Coming 2 America Review: Yes, That Happened

People that are stating that this movie had the same ‘bite’ as the original really need to remember why the original was rated R and this current movie is rated PG-13. Coming 2 America wasn’t a bad movie but it was enough to make a person roll their eyes on occasion since it covered several topics that have been argumentative points over the years. In terms of how it stacks up to the original movie it does feel that the original will always be considered better since it was on point for its time and while some might want to state that it was highly offensive and had its fair share of problems, it was also a product of its time. The sequel is a return to something that felt as though it could have stood on its own, but as sequels are a part of the overall cinematic desire at this time, it’s hard to speak out against it since there have been moments when sequels have gone on to become quite famous and hit the mark just as they need to. This one though does cross the line when it comes to virtue-signaling in a big way, and yet it crosses the line again like a metronome almost as though it’s realized that alienating too many people on either side of the social divide would be unwise. 

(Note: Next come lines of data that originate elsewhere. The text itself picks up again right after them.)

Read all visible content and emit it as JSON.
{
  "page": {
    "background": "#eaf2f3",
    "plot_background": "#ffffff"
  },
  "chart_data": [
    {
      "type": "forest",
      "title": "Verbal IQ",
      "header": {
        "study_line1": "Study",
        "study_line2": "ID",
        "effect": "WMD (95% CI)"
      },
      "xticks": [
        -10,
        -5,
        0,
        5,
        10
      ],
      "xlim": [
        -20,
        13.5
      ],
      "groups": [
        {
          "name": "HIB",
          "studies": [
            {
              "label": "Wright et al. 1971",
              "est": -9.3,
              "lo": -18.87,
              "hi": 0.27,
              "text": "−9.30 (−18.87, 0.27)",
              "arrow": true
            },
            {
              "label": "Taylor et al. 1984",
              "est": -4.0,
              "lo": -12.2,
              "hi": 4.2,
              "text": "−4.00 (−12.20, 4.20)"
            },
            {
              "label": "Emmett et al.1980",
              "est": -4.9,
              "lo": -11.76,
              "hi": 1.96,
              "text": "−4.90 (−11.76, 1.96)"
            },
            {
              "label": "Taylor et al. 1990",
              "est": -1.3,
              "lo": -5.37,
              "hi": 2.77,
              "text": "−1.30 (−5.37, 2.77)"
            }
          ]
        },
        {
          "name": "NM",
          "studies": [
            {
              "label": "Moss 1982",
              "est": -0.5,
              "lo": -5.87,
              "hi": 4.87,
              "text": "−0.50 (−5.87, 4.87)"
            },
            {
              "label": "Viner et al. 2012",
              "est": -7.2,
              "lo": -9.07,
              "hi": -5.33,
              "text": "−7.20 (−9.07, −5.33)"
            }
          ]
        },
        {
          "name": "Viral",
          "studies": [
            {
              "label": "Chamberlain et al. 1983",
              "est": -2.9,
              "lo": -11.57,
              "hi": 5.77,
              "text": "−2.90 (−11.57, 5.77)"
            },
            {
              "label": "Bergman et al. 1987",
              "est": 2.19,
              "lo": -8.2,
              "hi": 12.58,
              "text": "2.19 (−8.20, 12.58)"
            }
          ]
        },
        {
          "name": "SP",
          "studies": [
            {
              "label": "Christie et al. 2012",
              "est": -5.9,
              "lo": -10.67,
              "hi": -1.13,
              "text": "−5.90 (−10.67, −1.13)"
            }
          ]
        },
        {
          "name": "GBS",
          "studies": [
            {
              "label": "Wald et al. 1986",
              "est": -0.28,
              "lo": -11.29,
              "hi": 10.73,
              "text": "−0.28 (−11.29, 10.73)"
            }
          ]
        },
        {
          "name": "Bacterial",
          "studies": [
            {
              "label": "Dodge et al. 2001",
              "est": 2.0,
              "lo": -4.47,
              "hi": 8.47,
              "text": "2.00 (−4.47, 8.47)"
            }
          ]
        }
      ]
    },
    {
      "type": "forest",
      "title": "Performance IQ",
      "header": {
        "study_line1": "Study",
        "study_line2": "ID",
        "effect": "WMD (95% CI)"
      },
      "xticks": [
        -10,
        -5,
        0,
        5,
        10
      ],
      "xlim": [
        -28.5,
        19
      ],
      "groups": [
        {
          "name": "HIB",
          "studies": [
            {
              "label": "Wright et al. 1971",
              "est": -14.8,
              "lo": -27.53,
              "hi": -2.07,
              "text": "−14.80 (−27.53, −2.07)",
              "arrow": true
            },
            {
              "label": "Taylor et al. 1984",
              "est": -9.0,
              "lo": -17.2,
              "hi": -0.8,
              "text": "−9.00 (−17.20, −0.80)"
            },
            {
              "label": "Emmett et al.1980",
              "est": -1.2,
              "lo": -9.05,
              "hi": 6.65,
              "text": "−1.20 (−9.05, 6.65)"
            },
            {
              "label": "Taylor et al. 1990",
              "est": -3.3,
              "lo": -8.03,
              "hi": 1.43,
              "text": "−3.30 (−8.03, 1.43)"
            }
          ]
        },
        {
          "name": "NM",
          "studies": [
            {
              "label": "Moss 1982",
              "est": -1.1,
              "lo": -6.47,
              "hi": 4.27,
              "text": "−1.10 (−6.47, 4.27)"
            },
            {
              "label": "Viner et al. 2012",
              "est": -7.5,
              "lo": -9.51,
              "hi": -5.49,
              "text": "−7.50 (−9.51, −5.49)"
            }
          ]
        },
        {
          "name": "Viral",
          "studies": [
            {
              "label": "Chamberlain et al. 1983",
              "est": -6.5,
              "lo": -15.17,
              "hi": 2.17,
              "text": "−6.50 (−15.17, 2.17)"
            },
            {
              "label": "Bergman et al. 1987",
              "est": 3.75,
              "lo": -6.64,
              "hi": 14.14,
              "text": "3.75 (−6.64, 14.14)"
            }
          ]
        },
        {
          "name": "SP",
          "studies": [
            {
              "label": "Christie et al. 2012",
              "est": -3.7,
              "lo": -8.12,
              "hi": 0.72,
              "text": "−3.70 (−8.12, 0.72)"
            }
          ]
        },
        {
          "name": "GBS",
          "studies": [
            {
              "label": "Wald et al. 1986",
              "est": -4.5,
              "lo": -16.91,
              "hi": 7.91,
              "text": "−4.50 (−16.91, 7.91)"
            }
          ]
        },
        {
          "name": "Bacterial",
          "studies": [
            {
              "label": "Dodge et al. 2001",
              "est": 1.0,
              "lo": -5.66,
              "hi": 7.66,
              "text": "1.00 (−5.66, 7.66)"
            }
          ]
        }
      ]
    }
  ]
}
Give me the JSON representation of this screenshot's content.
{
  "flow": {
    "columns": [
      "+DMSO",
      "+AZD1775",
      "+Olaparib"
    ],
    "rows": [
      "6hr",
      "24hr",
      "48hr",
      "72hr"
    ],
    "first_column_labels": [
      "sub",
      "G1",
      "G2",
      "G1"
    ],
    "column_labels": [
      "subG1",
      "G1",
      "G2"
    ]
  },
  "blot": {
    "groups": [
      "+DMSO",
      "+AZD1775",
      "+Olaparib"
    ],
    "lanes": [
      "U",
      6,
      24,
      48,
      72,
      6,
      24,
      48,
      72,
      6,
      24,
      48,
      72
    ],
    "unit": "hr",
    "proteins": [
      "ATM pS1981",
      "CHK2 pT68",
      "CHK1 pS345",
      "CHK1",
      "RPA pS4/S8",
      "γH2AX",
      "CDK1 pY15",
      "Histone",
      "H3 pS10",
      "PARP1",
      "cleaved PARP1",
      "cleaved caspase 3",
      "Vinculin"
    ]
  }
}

The story is pretty simple. Prince Akeem is set to become king at some point since his father, who is again played by James Earl Jones, is set to pass on any day. Unfortunately, he has only daughters and that means that he has no heir to the throne of Zamunda. That pleases General Izzi, played by Wesley Snipes, just fine since he has a son that is willing to marry Akeem’s eldest daughter to unite their kingdoms. It’s when Akeem learns that he has a son that things go haywire as he and Semmi make a trip to New York once again to find this son, whose name is Lavelle. Of course, Lavelle doesn’t fully believe Akeem’s story, though he does take him home to meet his mother, played by Leslie Jones, who, as Semmi tells it before he and Akeem left for New York, was his attempt to help Akeem ‘sew his royal oats’, as Semmi puts it. The problem is that the woman ended up drugging Akeem and then became pregnant due to their encounter. So in other words, Semmi made a mistake because he wanted sex, and Jones’ character had sex with a man that was baked out of his mind since all he remembered was being attacked by a wild animal. Oh yes, he does say this in the movie. 

One of the more telling moments in the movie comes when Lavelle goes on about how he doesn’t want handouts, has all he needs, and so on, and the briefcase that Semmi carries into their apartment pops open, revealing stacks of money and gold. Within the span of a few seconds the attitude ‘not needing handouts’ switches to being overwhelmed by the riches laid out before them and a need to not be ‘too hasty’. A lot of people will see the comedy in this, and yeah, it’s definitely there, but so is the message. You can have your pride and hold your head high, but a lot of people will no doubt let that pride slip to the side the moment one sees something akin to free money. Lavelle eventually finds out that being a royal is no picnic since he’s expected to marry a princess and has to learn what it means to be a part of an entirely different culture. But what does end up happening is that he marries someone he falls in love with, who is not a royal, much like his father, and he becomes the Zamundan ambassador to America, while his eldest sister will rule the kingdom, as Akeem comes to learn that ways have to change eventually. Even General Izzi, who was set to go to war with Zamunda, learns the error of his ways and becomes an ally instead. In short, it’s a happy ending that one can only hope will be how this particular tale is allowed to rest for a while until someone finally comes along wanting to reboot the entire thing. Oh come on, you know it’s coming. 

All in all, the movie wasn’t horrible and it wasn’t such a blockbuster that it’s going to be something that people will talk about for years to come. But the ability to offend and then placate certain sensibilities, if anyone was even bothering with such things, was kind of impressive. It was a well-told story that brought back several characters and even a few that people didn’t expect, so it was a nice attempt to, hopefully, cap off an already popular story.